Christopher Small (1927-2011) fue un extraordinario músico, educador y etnomusicólogo neozelandés. Hace ya más de una década, la lectura de su libro Música. Sociedad. Educación hizo que mi cultura musical se ampliara y, todavía más influyentemente, se desprejuiciara. Identifiqué entonces cuán etnocéntrico era en mis filias y, sobre todo, en mis fobias sonoras. Antes de la lectura de ese libro, estaba colonizado por la idea de que lo “primitivo” era —además de lo “pobre"— lo contrapuesto al tipo de elaboración heredado de la música barroca europea. Esta sería así una especie de cumbre de lo musical, basada en la concepción de la complejidad como atributo cuasi divino. Su opuesto sería lo despojado de los sonidos “marginales”.
En el libro de Small, este cuenta que una vez le hizo escuchar a un músico popular armenio, prácticamente desconocedor total de la música europea clásica, una sinfonía de Beethoven. El músico oyó atentamente las idas y venidas imaginativas de uno de los principales orgullos de la música occidental. Al terminar de hacerlo, se quedó un rato callado y cavilante. Luego, dictaminó:
—Demasiado repetitivo.
Para un músico que bebió de las milenarias fuentes al mismo tiempo europeas y asiáticas, extraordinariamente diversas, el “genio” de Beethoven —hay que reparar en el hecho de que solo Occidente reserva un aura de “genialidad” a sus artistas, supuestamente únicos e irrepetibles— tenía sus “bemoles”. Eso le parecía porque la música es, esencialmente, un producto cultural e histórico y, como tal, su oído obraba en consecuencia. Pero al armenio jamás se le ocurriría decir que, por menos repetitiva, su música fuera superior a la de Beethoven.
Sostener la idea de “superioridad musical” (o llanamente de “inexistencia” de una de sus formas) con argumentos que tienen que ver con la “monotonía” o la “pobreza” de lo que se quiere impugnar, linda con los peligros del autoritarismo cultural que no se diferencia del político.
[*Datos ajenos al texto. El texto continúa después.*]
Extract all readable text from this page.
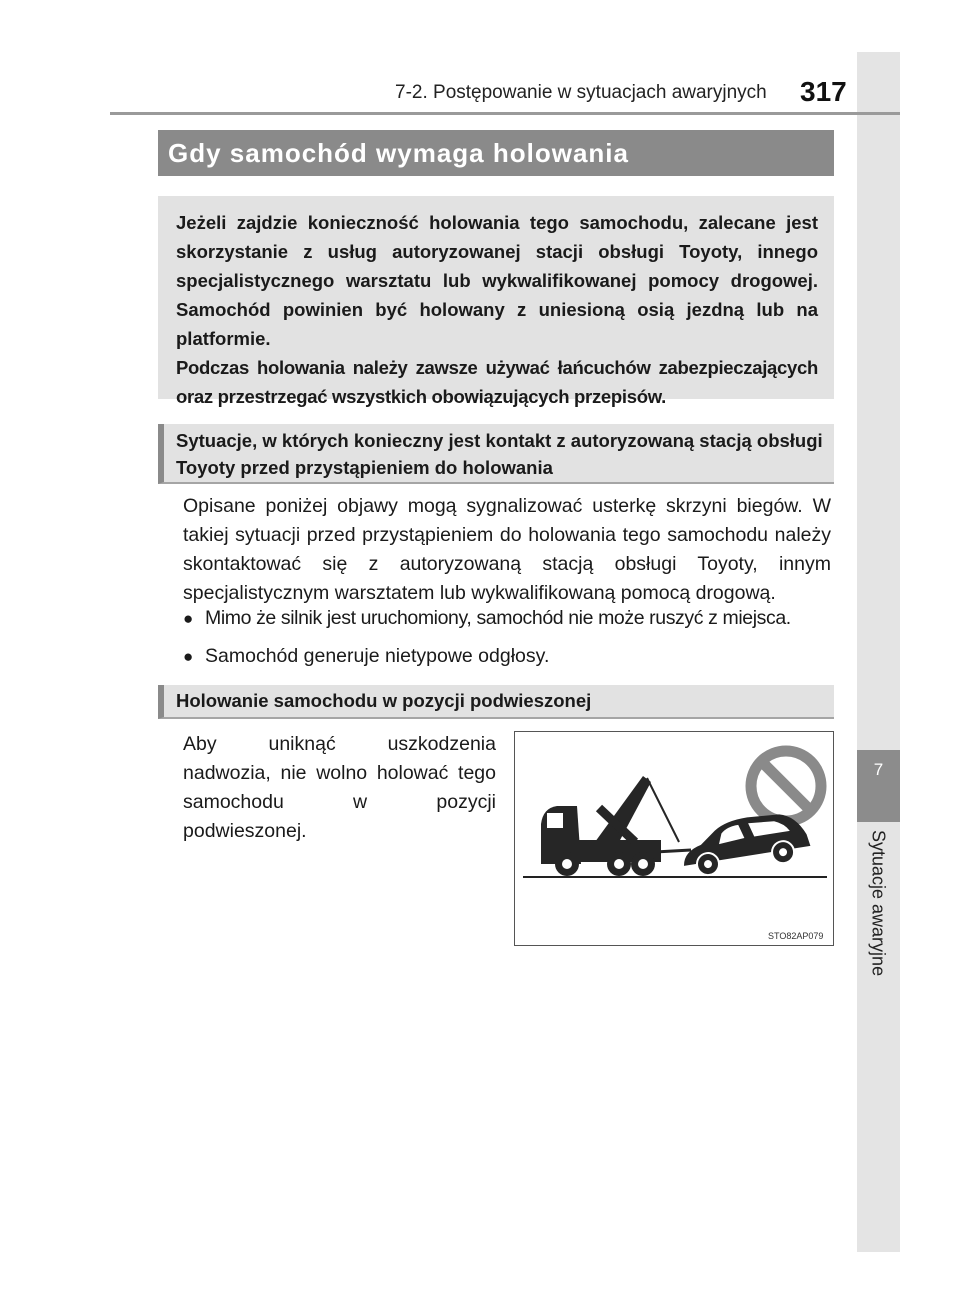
7
Sytuacje awaryjne
7-2. Postępowanie w sytuacjach awaryjnych 317
Gdy samochód wymaga holowania

Jeżeli zajdzie konieczność holowania tego samochodu, zalecane jest skorzystanie z usług autoryzowanej stacji obsługi Toyoty, innego specjalistycznego warsztatu lub wykwalifikowanej pomocy drogowej. Samochód powinien być holowany z uniesioną osią jezdną lub na platformie.

Podczas holowania należy zawsze używać łańcuchów zabezpieczających oraz przestrzegać wszystkich obowiązujących przepisów.

Sytuacje, w których konieczny jest kontakt z autoryzowaną stacją obsługi Toyoty przed przystąpieniem do holowania
Opisane poniżej objawy mogą sygnalizować usterkę skrzyni biegów. W takiej sytuacji przed przystąpieniem do holowania tego samochodu należy skontaktować się z autoryzowaną stacją obsługi Toyoty, innym specjalistycznym warsztatem lub wykwalifikowaną pomocą drogową.
● Mimo że silnik jest uruchomiony, samochód nie może ruszyć z miejsca.
● Samochód generuje nietypowe odgłosy.
Holowanie samochodu w pozycji podwieszonej
Aby uniknąć uszkodzenia nadwozia, nie wolno holować tego samochodu w pozycji podwieszonej.
STO82AP079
Y con el neocolonialismo. No hace falta recordar a Hitler y su proyecto de convertir los grandilocuentes coros wagnerianos en el soundtrack de la Europa aria e inmaculada, mientras prohibía el swing “negro”, esa música monótona que se baila.
El crítico musical de The New Yorker, Alex Ross, recuerda en su libro Escucha esto que la “chacona” fue la música más popular en el cenit del imperio español en el siglo XVII. Su origen era casi seguramente americano. Todos la bailaban. Se basaba en una línea de bajo en “ostinato”, es decir, en una obstinada repetición acórdica. Para dar una mejor idea de ella, se puede hacer un parangón: era la cachaca del Siglo de Oro español, aun cuando haya sido una música cortesana. Ross hace notar que Johann Sebastian Bach introdujo la chacona en el último movimiento de su Segunda Partita para violín solo. Hoy nos resulta irreconocible esa influencia de la cachaca de la era de Felipe II en el más grande compositor del barroco europeo.
Estos dos ejemplos relativizan la idea de superioridad de un estilo musical sobre otro. Toda música está cargada de cultura y de historia. El oído también, según quiénes y dónde seamos. Esa es la riqueza de ambos.